最後に付け加えるならば、TNAの評価システムのために学生を受け入れているのではない。評価を上げる為に職業経験を与えているのではなく、コンサベーションに関わりたいと思っている人たちに機会を与えること、そしてノーフォーク公文書館全体が活動的な場になるようにすることが本来の目的である。

4. まとめ

以上、公共機関のありかた、公共機関としての価値とは何なのか、様々な例を通して解説してきた。端的にまとめると、

  • 地域の人にいかにアーカイブ・サービスが行き届いているか
  • 地域社会の中でプリザベーションの普及をいかに行っているか、コンサベーション部門の仕事の認知度普及にどのように貢献しているか(教育を通して、他の文化施設に関わる機関との専門知識の共有を通して)

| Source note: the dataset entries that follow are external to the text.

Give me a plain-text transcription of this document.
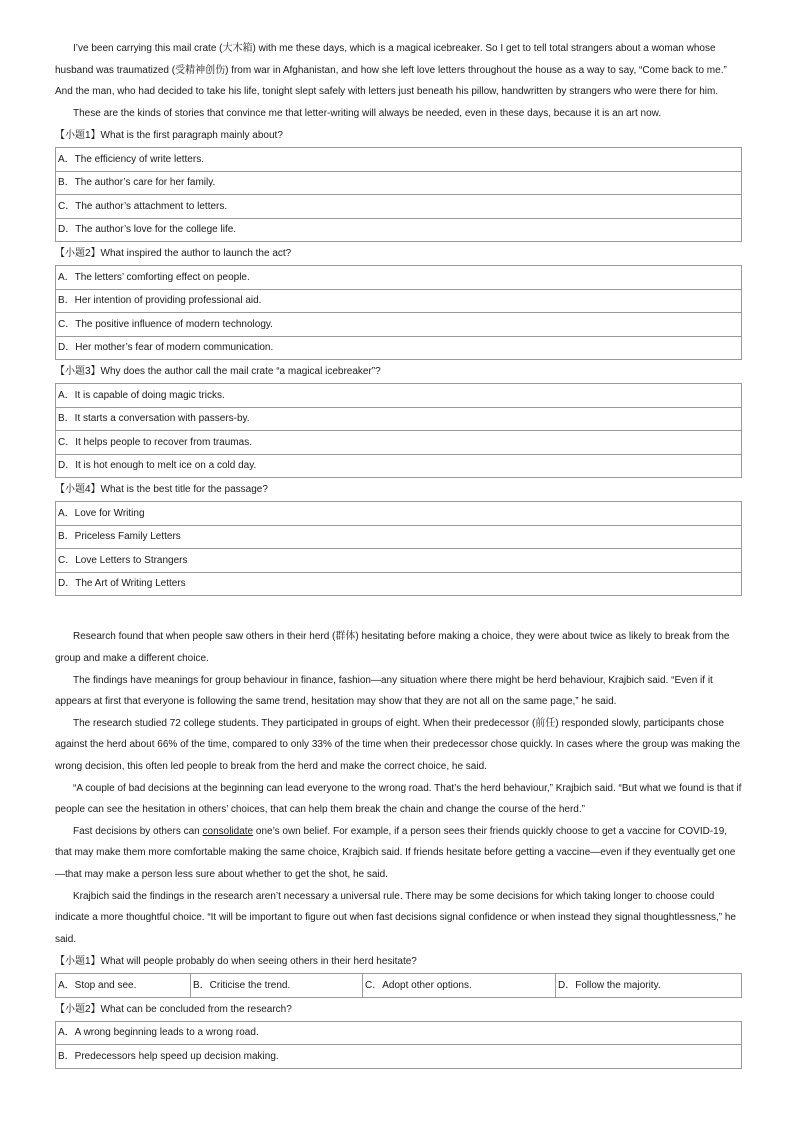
I’ve been carrying this mail crate (大木箱) with me these days, which is a magical icebreaker. So I get to tell total strangers about a woman whose husband was traumatized (受精神创伤) from war in Afghanistan, and how she left love letters throughout the house as a way to say, “Come back to me.” And the man, who had decided to take his life, tonight slept safely with letters just beneath his pillow, handwritten by strangers who were there for him.

These are the kinds of stories that convince me that letter-writing will always be needed, even in these days, because it is an art now.

【小题1】What is the first paragraph mainly about?
A．The efficiency of write letters.
B．The author’s care for her family.
C．The author’s attachment to letters.
D．The author’s love for the college life.
【小题2】What inspired the author to launch the act?
A．The letters’ comforting effect on people.
B．Her intention of providing professional aid.
C．The positive influence of modern technology.
D．Her mother’s fear of modern communication.
【小题3】Why does the author call the mail crate “a magical icebreaker”?
A．It is capable of doing magic tricks.
B．It starts a conversation with passers-by.
C．It helps people to recover from traumas.
D．It is hot enough to melt ice on a cold day.
【小题4】What is the best title for the passage?
A．Love for Writing
B．Priceless Family Letters
C．Love Letters to Strangers
D．The Art of Writing Letters

Research found that when people saw others in their herd (群体) hesitating before making a choice, they were about twice as likely to break from the group and make a different choice.

The findings have meanings for group behaviour in finance, fashion—any situation where there might be herd behaviour, Krajbich said. “Even if it appears at first that everyone is following the same trend, hesitation may show that they are not all on the same page,” he said.

The research studied 72 college students. They participated in groups of eight. When their predecessor (前任) responded slowly, participants chose against the herd about 66% of the time, compared to only 33% of the time when their predecessor chose quickly. In cases where the group was making the wrong decision, this often led people to break from the herd and make the correct choice, he said.

“A couple of bad decisions at the beginning can lead everyone to the wrong road. That’s the herd behaviour,” Krajbich said. “But what we found is that if people can see the hesitation in others’ choices, that can help them break the chain and change the course of the herd.”

Fast decisions by others can consolidate one’s own belief. For example, if a person sees their friends quickly choose to get a vaccine for COVID-19, that may make them more comfortable making the same choice, Krajbich said. If friends hesitate before getting a vaccine—even if they eventually get one—that may make a person less sure about whether to get the shot, he said.

Krajbich said the findings in the research aren’t necessary a universal rule. There may be some decisions for which taking longer to choose could indicate a more thoughtful choice. “It will be important to figure out when fast decisions signal confidence or when instead they signal thoughtlessness,” he said.

【小题1】What will people probably do when seeing others in their herd hesitate?
A．Stop and see.	B．Criticise the trend.	C．Adopt other options.	D．Follow the majority.
【小题2】What can be concluded from the research?
A．A wrong beginning leads to a wrong road.
B．Predecessors help speed up decision making.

これらの活動がTNAやMLAの評価と認定に支えられた理想的なアーカイブであり、トレーニングを与えるにふさわしい公共公文書館としての価値と地位が確立することへと繋がる。そして将来的には、プロジェクトのための資金(助成金)の獲得につながり、獲得することがさらに公共機関としての価値の向上にもなり、TNAの評価の得点もさらにアップすることが期待される。それらが積み重なって、NROがこれからも長くアーカイブ・サービスを存続させていくための価値ある文化機関としての正当な理由となり、サービスの証拠を後世に残すことにも繋がるのである。